The Ambassador's Fund for Cultural Preservation is one of several programs administered by the Cultural Heritage Center, a division of the U.S. Department of State’s Bureau of Educational and Cultural Affairs (ECA). It is the only component of the U.S. government that provides grant support to heritage preservation in developing countries. Projects are chosen from those proposed by U.S. Ambassadors in 120 countries that the State Department deems eligible. AFCP grants are awarded in areas ranging from providing technical support for the restoration of buildings that are hundreds of years old to aiding in documentation to saving threatened traditional crafts.

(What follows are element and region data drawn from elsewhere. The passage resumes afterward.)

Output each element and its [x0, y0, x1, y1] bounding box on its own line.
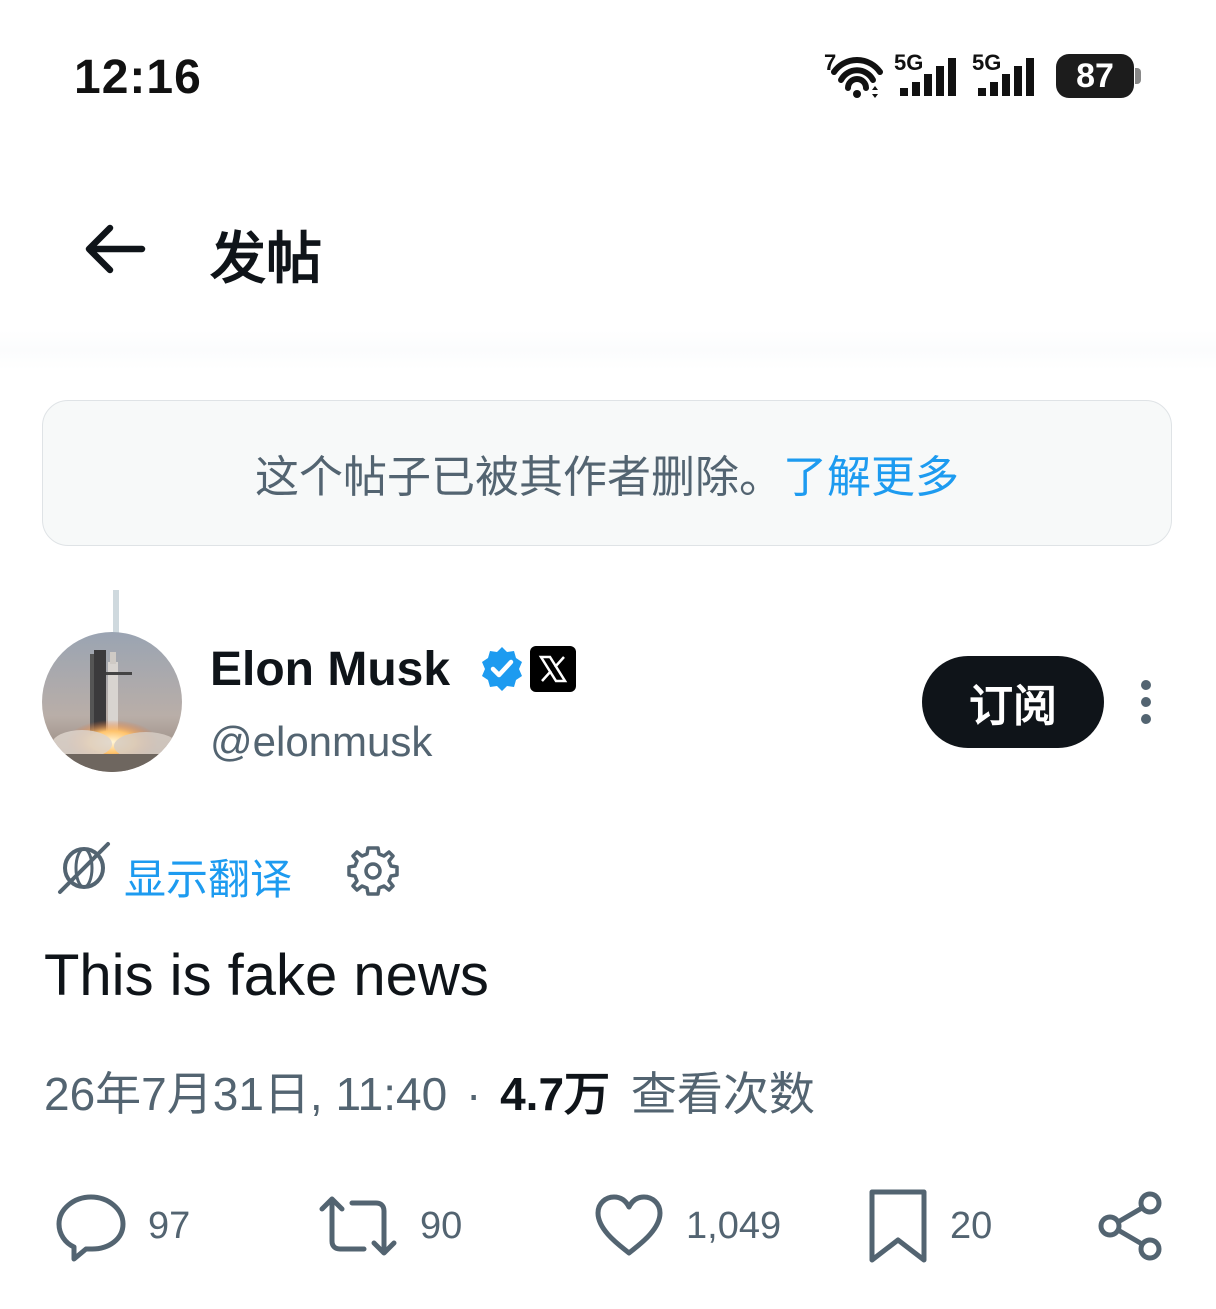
back-arrow-icon[interactable] — [80, 214, 150, 284]
verified-badge-icon — [478, 645, 526, 693]
like-button[interactable]: 1,049 — [592, 1186, 781, 1266]
reply-button[interactable]: 97 — [54, 1186, 190, 1266]
signal-sim2-icon: 5G — [972, 50, 1042, 100]
post-timestamp[interactable]: 26年7月31日, 11:40 — [44, 1068, 447, 1120]
header-divider — [0, 330, 1216, 370]
subscribe-button[interactable]: 订阅 — [922, 656, 1104, 748]
post-meta: 26年7月31日, 11:40 · 4.7万 查看次数 — [44, 1058, 815, 1124]
reply-icon — [56, 1194, 126, 1262]
thread-line — [113, 590, 119, 634]
page-title: 发帖 — [210, 227, 322, 290]
signal-sim1-icon: 5G — [894, 50, 964, 100]
views-label: 查看次数 — [630, 1068, 815, 1120]
avatar[interactable] — [42, 632, 182, 772]
repost-icon — [319, 1196, 397, 1256]
repost-count: 90 — [420, 1204, 463, 1247]
show-translation-link[interactable]: 显示翻译 — [124, 846, 292, 907]
battery-icon: 87 — [1056, 54, 1134, 98]
share-button[interactable] — [1094, 1186, 1168, 1266]
x-logo-icon — [530, 646, 576, 692]
wifi-icon: 7 — [822, 50, 884, 100]
battery-tip — [1135, 68, 1141, 84]
deleted-notice-text: 这个帖子已被其作者删除。 — [255, 453, 783, 502]
gear-icon[interactable] — [346, 844, 400, 898]
learn-more-link[interactable]: 了解更多 — [783, 441, 959, 505]
translate-globe-icon — [54, 838, 114, 898]
meta-separator: · — [465, 1068, 482, 1120]
deleted-post-notice: 这个帖子已被其作者删除。 了解更多 — [42, 400, 1172, 546]
post-text: This is fake news — [44, 943, 489, 1008]
bookmark-icon — [869, 1189, 927, 1263]
reply-count: 97 — [148, 1204, 191, 1247]
author-handle[interactable]: @elonmusk — [210, 718, 432, 766]
author-name[interactable]: Elon Musk — [210, 642, 450, 697]
more-options-icon[interactable] — [1126, 676, 1166, 728]
like-count: 1,049 — [686, 1204, 782, 1247]
heart-icon — [595, 1194, 663, 1256]
status-time: 12:16 — [74, 51, 202, 104]
repost-button[interactable]: 90 — [316, 1186, 462, 1266]
bookmark-count: 20 — [950, 1204, 993, 1247]
views-count: 4.7万 — [500, 1068, 611, 1120]
bookmark-button[interactable]: 20 — [866, 1186, 992, 1266]
share-icon — [1098, 1191, 1162, 1261]
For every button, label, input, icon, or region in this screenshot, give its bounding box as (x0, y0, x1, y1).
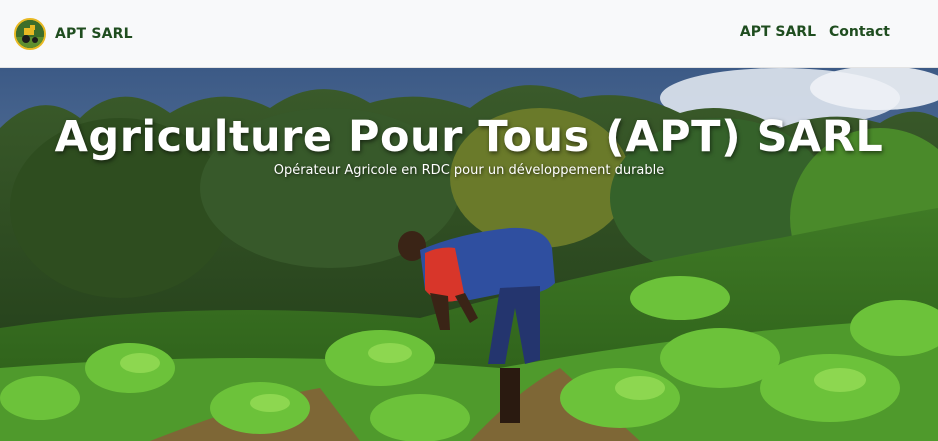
brand-link[interactable]: APT SARL (14, 17, 133, 51)
hero-subtitle: Opérateur Agricole en RDC pour un dévelo… (273, 163, 665, 178)
hero-banner: Agriculture Pour Tous (APT) SARL Opérate… (0, 68, 938, 441)
tractor-logo-icon (14, 18, 46, 50)
brand-name: APT SARL (55, 26, 133, 42)
nav-link-apt-sarl[interactable]: APT SARL (740, 24, 816, 40)
nav-link-contact[interactable]: Contact (829, 24, 890, 40)
navbar: APT SARL APT SARL Contact (0, 0, 938, 68)
hero-title: Agriculture Pour Tous (APT) SARL (54, 112, 884, 162)
nav-links: APT SARL Contact (740, 24, 890, 40)
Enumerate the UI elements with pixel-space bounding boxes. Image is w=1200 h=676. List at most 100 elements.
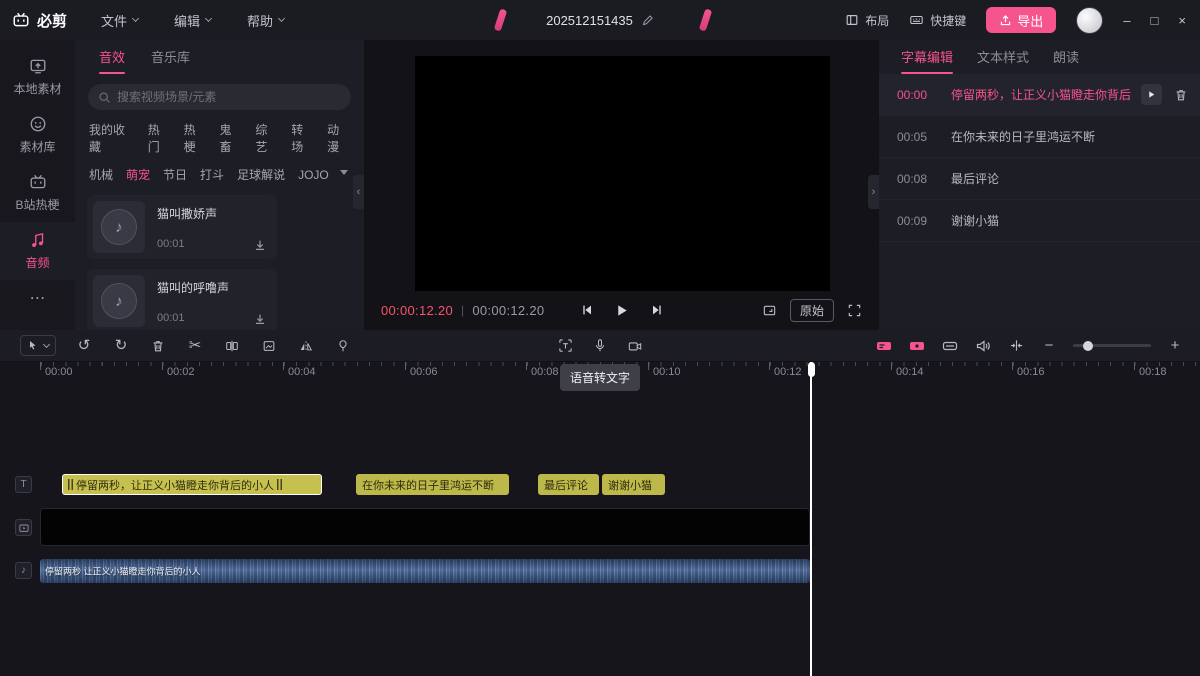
category-chip[interactable]: 机械 [89,166,113,183]
playhead[interactable] [810,362,812,676]
subtitle-row[interactable]: 00:00 停留两秒，让正义小猫瞪走你背后的小 [879,74,1200,116]
subtitle-row[interactable]: 00:05 在你未来的日子里鸿运不断 [879,116,1200,158]
subtitle-row[interactable]: 00:08 最后评论 [879,158,1200,200]
mirror-icon [299,339,313,353]
undo-button[interactable]: ↺ [75,337,93,355]
maximize-button[interactable]: □ [1151,13,1159,28]
category-chip[interactable]: 节日 [163,166,187,183]
zoom-out-button[interactable]: − [1040,337,1058,355]
next-frame-button[interactable] [649,303,663,317]
app-logo[interactable]: 必剪 [12,10,67,31]
sidebar-item-bilibili-memes[interactable]: B站热梗 [0,164,75,222]
category-chip[interactable]: 足球解说 [237,166,285,183]
text-clip-selected[interactable]: 停留两秒，让正义小猫瞪走你背后的小人 [62,474,322,495]
tab-subtitle-edit[interactable]: 字幕编辑 [901,47,953,66]
category-expand-icon[interactable] [340,170,348,175]
zoom-in-button[interactable]: + [1166,337,1184,355]
menu-edit[interactable]: 编辑 [174,11,211,30]
snap-playhead-button[interactable] [1007,337,1025,355]
decor-brush-left [494,8,507,31]
playhead-handle[interactable] [808,362,815,377]
category-chip[interactable]: JOJO [298,168,329,182]
text-track-header[interactable]: T [15,476,32,493]
collapse-panel-handle[interactable]: ‹ [353,175,364,209]
category-chip[interactable]: 热门 [148,121,171,155]
delete-button[interactable] [149,337,167,355]
video-track-header[interactable] [15,519,32,536]
sound-card[interactable]: ♪ 猫叫撒娇声 00:01 [87,195,277,259]
ratio-icon[interactable] [762,303,777,318]
clip-right-handle[interactable] [277,479,282,490]
category-chip[interactable]: 打斗 [200,166,224,183]
sidebar-item-label: B站热梗 [15,196,59,213]
zoom-slider[interactable] [1073,344,1151,347]
project-title-group: 202512151435 [546,13,654,28]
category-row-1: 我的收藏 热门 热梗 鬼畜 综艺 转场 动漫 [75,110,364,155]
avatar[interactable] [1076,7,1103,34]
toggle-effect-track-button[interactable] [941,337,959,355]
sidebar-item-library[interactable]: 素材库 [0,106,75,164]
menu-file[interactable]: 文件 [101,11,138,30]
split-button[interactable] [223,337,241,355]
clip-left-handle[interactable] [68,479,73,490]
tab-text-style[interactable]: 文本样式 [977,47,1029,66]
menu-help[interactable]: 帮助 [247,11,284,30]
delete-subtitle-button[interactable] [1174,88,1188,102]
toggle-subtitle-track-button[interactable] [875,337,893,355]
sidebar-more-button[interactable]: ⋯ [30,280,46,316]
download-icon[interactable] [253,312,267,326]
play-button[interactable] [614,303,629,318]
video-canvas[interactable] [415,56,830,291]
sidebar-item-audio[interactable]: 音频 [0,222,75,280]
text-clip[interactable]: 最后评论 [538,474,599,495]
play-icon [1147,90,1156,99]
search-input[interactable] [117,90,341,104]
category-chip[interactable]: 热梗 [184,121,207,155]
layout-label: 布局 [865,12,889,29]
download-icon[interactable] [253,238,267,252]
original-quality-button[interactable]: 原始 [790,299,834,322]
text-clip[interactable]: 谢谢小猫 [602,474,665,495]
category-chip[interactable]: 我的收藏 [89,121,135,155]
cut-button[interactable]: ✂ [186,337,204,355]
export-button[interactable]: 导出 [986,7,1056,33]
layout-button[interactable]: 布局 [845,12,889,29]
project-title: 202512151435 [546,13,633,28]
tab-music-library[interactable]: 音乐库 [151,47,190,66]
marker-button[interactable] [334,337,352,355]
record-screen-button[interactable] [626,337,644,355]
expand-panel-handle[interactable]: › [868,175,879,209]
trash-icon [151,339,165,353]
category-chip[interactable]: 动漫 [327,121,350,155]
category-chip[interactable]: 鬼畜 [219,121,242,155]
select-tool-button[interactable] [20,335,56,356]
rename-icon[interactable] [641,14,654,27]
toggle-sticker-track-button[interactable] [908,337,926,355]
close-button[interactable]: × [1178,13,1186,28]
audio-clip[interactable]: 停留两秒 让正义小猫瞪走你背后的小人 [40,559,810,583]
tab-read-aloud[interactable]: 朗读 [1053,47,1079,66]
sidebar-item-local-media[interactable]: 本地素材 [0,48,75,106]
shortcuts-button[interactable]: 快捷键 [909,12,966,29]
play-subtitle-button[interactable] [1141,84,1162,105]
redo-button[interactable]: ↻ [112,337,130,355]
fullscreen-icon[interactable] [847,303,862,318]
minimize-button[interactable]: – [1123,13,1130,28]
category-chip[interactable]: 转场 [291,121,314,155]
speech-to-text-button[interactable] [556,337,574,355]
audio-track-header[interactable]: ♪ [15,562,32,579]
mirror-button[interactable] [297,337,315,355]
category-chip-active[interactable]: 萌宠 [126,166,150,183]
freeze-frame-button[interactable] [260,337,278,355]
record-voice-button[interactable] [591,337,609,355]
zoom-slider-knob[interactable] [1083,341,1093,351]
toggle-audio-track-button[interactable] [974,337,992,355]
sound-card[interactable]: ♪ 猫叫的呼噜声 00:01 [87,269,277,333]
subtitle-row[interactable]: 00:09 谢谢小猫 [879,200,1200,242]
text-clip[interactable]: 在你未来的日子里鸿运不断 [356,474,509,495]
tab-sound-effects[interactable]: 音效 [99,47,125,66]
previous-frame-button[interactable] [580,303,594,317]
library-icon [29,115,47,133]
category-chip[interactable]: 综艺 [255,121,278,155]
video-clip[interactable] [40,508,810,546]
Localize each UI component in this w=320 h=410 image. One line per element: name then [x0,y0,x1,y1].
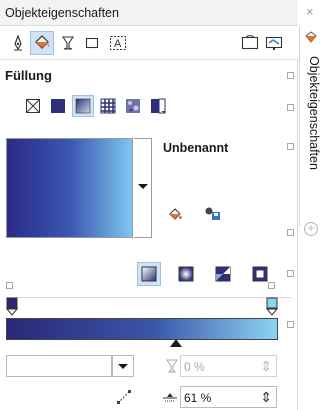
divider [6,297,291,298]
conical-gradient-icon[interactable] [211,262,235,286]
section-pin[interactable] [287,72,294,79]
texture-fill-icon[interactable] [122,95,144,117]
right-node-pin[interactable] [268,282,275,289]
outline-pen-icon[interactable] [6,31,30,55]
preset-dropdown-button[interactable] [134,138,152,238]
stepper-icon[interactable]: ⇕ [260,389,272,406]
stepper-icon[interactable]: ⇕ [260,358,272,375]
fill-bucket-icon[interactable] [30,31,54,55]
preset-name: Unbenannt [163,141,229,155]
gradient-type-pin[interactable] [287,270,294,277]
docker-side-tab[interactable]: Objekteigenschaften [299,26,320,226]
transparency-value: 0 % [184,360,205,374]
radial-gradient-icon[interactable] [174,262,198,286]
frame-icon[interactable] [80,31,104,55]
window-icon[interactable] [238,31,262,55]
color-node-start[interactable] [5,297,19,316]
fill-type-pin[interactable] [287,104,294,111]
panel-titlebar: Objekteigenschaften [0,0,298,26]
postscript-fill-icon[interactable] [147,95,169,117]
panel-title: Objekteigenschaften [5,6,119,20]
display-icon[interactable] [262,31,286,55]
no-fill-icon[interactable] [22,95,44,117]
chevron-down-icon [118,364,128,369]
linear-gradient-icon[interactable] [137,262,161,286]
gradient-bar[interactable] [6,318,278,340]
color-bucket-icon[interactable] [168,206,186,224]
edit-node-icon[interactable] [116,389,132,405]
left-node-pin[interactable] [6,282,13,289]
side-tab-label: Objekteigenschaften [307,56,320,170]
actions-pin[interactable] [287,229,294,236]
chevron-down-icon [138,184,148,189]
midpoint-slider[interactable] [170,339,182,347]
color-node-end[interactable] [265,297,279,316]
node-color-picker[interactable] [6,355,112,377]
node-position-field[interactable]: 61 % ⇕ [180,386,277,408]
transparency-glass-icon[interactable] [56,31,80,55]
transparency-icon [165,359,179,373]
save-preset-icon[interactable] [204,206,222,224]
object-properties-panel: Objekteigenschaften A Füllung Unbenannt … [0,0,298,410]
gradient-preview[interactable] [6,138,133,238]
pattern-fill-icon[interactable] [97,95,119,117]
preset-pin[interactable] [287,143,294,150]
gradient-bar-pin[interactable] [287,321,294,328]
position-icon [162,391,178,405]
node-transparency-field[interactable]: 0 % ⇕ [180,355,277,377]
close-icon[interactable]: × [306,4,314,19]
property-toolbar: A [0,26,298,60]
uniform-fill-icon[interactable] [47,95,69,117]
position-value: 61 % [184,391,212,405]
add-docker-icon[interactable]: + [304,222,318,236]
fountain-fill-icon[interactable] [72,95,94,117]
text-frame-icon[interactable]: A [106,31,130,55]
svg-text:A: A [114,38,122,50]
color-dropdown-button[interactable] [112,355,134,377]
fill-section-label: Füllung [5,68,52,83]
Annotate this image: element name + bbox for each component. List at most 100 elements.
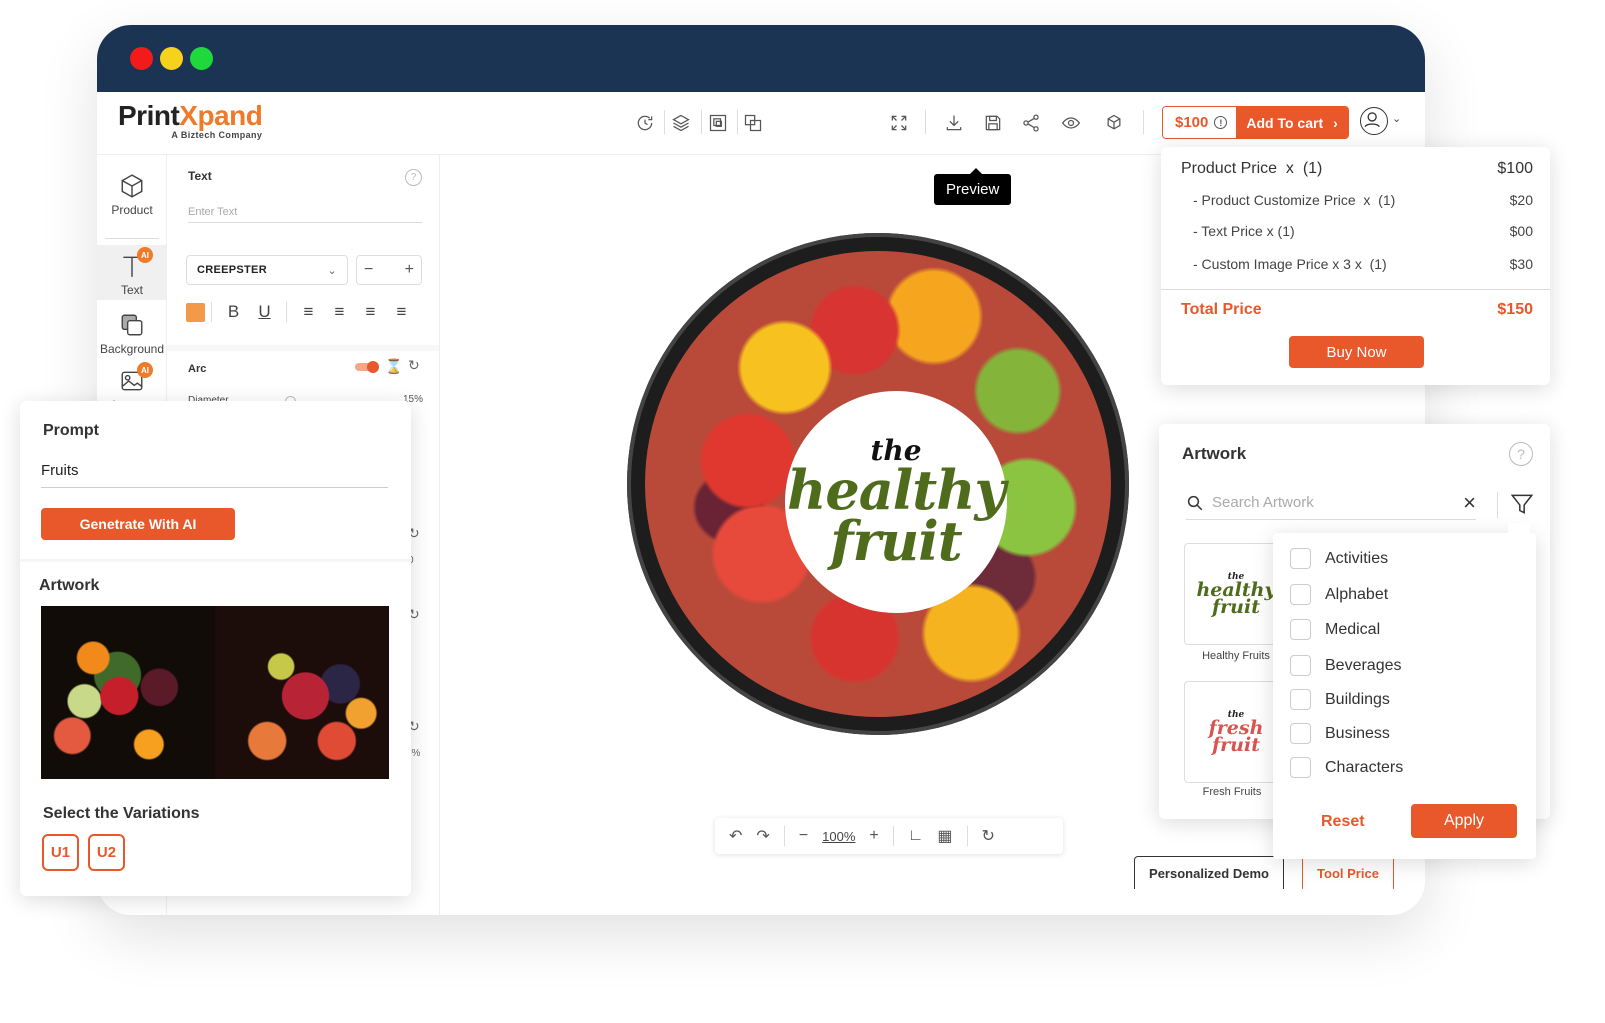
align-center-button[interactable]: ≡ <box>324 302 355 322</box>
ruler-icon[interactable]: ∟ <box>908 827 924 845</box>
share-icon[interactable] <box>1020 112 1042 134</box>
price-line-value: $00 <box>1509 223 1533 239</box>
toolbar-divider <box>664 110 665 134</box>
align-left-button[interactable]: ≡ <box>293 302 324 322</box>
logo-text-xpand: Xpand <box>179 100 263 131</box>
price-line-value: $20 <box>1509 192 1533 208</box>
preview-icon[interactable] <box>1060 112 1082 134</box>
3d-view-icon[interactable] <box>1103 112 1125 134</box>
underline-button[interactable]: U <box>249 302 280 322</box>
user-avatar-icon[interactable] <box>1360 107 1388 135</box>
sidebar-item-product[interactable]: Product <box>97 173 167 233</box>
checkbox[interactable] <box>1290 723 1311 744</box>
format-divider <box>211 302 212 322</box>
price-divider <box>1161 289 1550 290</box>
filter-option[interactable]: Activities <box>1290 548 1388 569</box>
product-preview-bowl[interactable]: the healthy fruit <box>627 233 1129 735</box>
filter-option[interactable]: Business <box>1290 723 1390 744</box>
font-size-stepper: − + <box>356 255 422 285</box>
save-icon[interactable] <box>982 112 1004 134</box>
variation-u2-button[interactable]: U2 <box>88 834 125 871</box>
decrease-size-button[interactable]: − <box>364 261 373 279</box>
arc-toggle[interactable] <box>355 360 379 373</box>
maximize-window-button[interactable] <box>190 47 213 70</box>
chevron-down-icon[interactable]: ⌄ <box>1392 112 1401 125</box>
zoom-out-icon[interactable]: − <box>799 827 808 845</box>
toggle-knob <box>367 360 379 373</box>
minimize-window-button[interactable] <box>160 47 183 70</box>
filter-option[interactable]: Alphabet <box>1290 584 1388 605</box>
filter-option-label: Business <box>1325 724 1390 742</box>
redo-icon[interactable]: ↷ <box>756 826 769 846</box>
artwork-search-input[interactable] <box>1212 494 1456 511</box>
history-icon[interactable] <box>634 112 656 134</box>
generate-with-ai-button[interactable]: Genetrate With AI <box>41 508 235 540</box>
help-icon[interactable]: ? <box>1509 442 1533 466</box>
checkbox[interactable] <box>1290 757 1311 778</box>
filter-option[interactable]: Buildings <box>1290 689 1390 710</box>
buy-now-button[interactable]: Buy Now <box>1289 336 1424 368</box>
rotate-icon[interactable]: ↻ <box>982 826 995 846</box>
flip-arc-icon[interactable]: ⌛ <box>385 358 402 375</box>
filter-apply-button[interactable]: Apply <box>1411 804 1517 838</box>
zoom-divider <box>892 826 894 846</box>
bold-button[interactable]: B <box>218 302 249 322</box>
prompt-input[interactable] <box>41 460 388 488</box>
price-breakdown-card: Product Price x (1) $100 - Product Custo… <box>1161 147 1550 385</box>
checkbox[interactable] <box>1290 619 1311 640</box>
bring-front-icon[interactable] <box>707 112 729 134</box>
info-icon[interactable]: ! <box>1214 116 1228 129</box>
logo-text-print: Print <box>118 100 180 131</box>
generated-image-1[interactable] <box>41 606 215 779</box>
undo-icon[interactable]: ↶ <box>729 826 742 846</box>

In 2001, acknowledging that heritage preservation is an integral element of U.S. foreign relations, Congress established the Ambassador’s Fund for Cultural Preservation, to directly assist developing countries in preserving their cultural heritage by helping them develop long-term strategies to do so, and by providing grants to specifically help pay for the preservation process. Initially the law creating AFCP instructed the Department of State to set aside a million dollars for the fund, but since then the annual appropriation has grown. Between 2001 and 2007, the Fund paid about $11 million dollars for 437 grants in 119 countries.
Among recent projects awarded grants: Conservation of more than 200 Buddha statues in the Museum of Vietnamese History in Ho Chi Minh City; Provision of tools for site management of the ancient city of Busra, in Syria, the northern capital of the Nabataean Empire in the 2nd century BC, which contains evidence from the Roman, Byzantine, and Ottoman periods; Restoration of the 18th century Maria Magdalena Church in Managua, Nicaragua; Documentation of Romani culture and music that has been passed down through generations for six centuries in Romania; Conservation of Pashto, Arabic, and Persian manuscripts dating back to the 16th century in the Pashto Academy, University of Peshawar, Pakistan; A former GULAG camp in Perm, Russia; A manuscript collection in Kosovo dating from the Ottoman Empire; and A post-Tsunami survey of buildings in the 13th century coastal town of Matara, Sri Lanka.
(by Nina Teicholz, Washington Post)
Art and antiquity dealers contend that CPAC has been making livelihood-killing decisions beyond the boundaries of the laws. Dealers also assert if you close down the legal market, not only are the objects lost to private collectors, but if as a result they wind up on the black market, museums can’t buy them either. The dealers have also contended that the executive director of the Ambassador’s Fund, Maria Kouroupas, seems intent on eliminating the art trade. They say that she operates behind closed doors, is disdainful of the interest of dealers, and lacks tolerance for differing points of views.
Maria P. Kouroupas is the executive director of the Ambassador’s Fund for Cultural Preservation. She attended the University of Arkansas and the State College of Arkansas, receiving a Master’s Degree in History and Education. In 1977 she worked for the American Association of Museums in Washington D.C., and in 1984 she began at the United States Information Agency, where she became Deputy Director of the Cultural Preservation Advisory Committee. In 1993 she was named its director, and she also served as the executive director of the Committee before coming to The Cultural Heritage Center in that same capacity.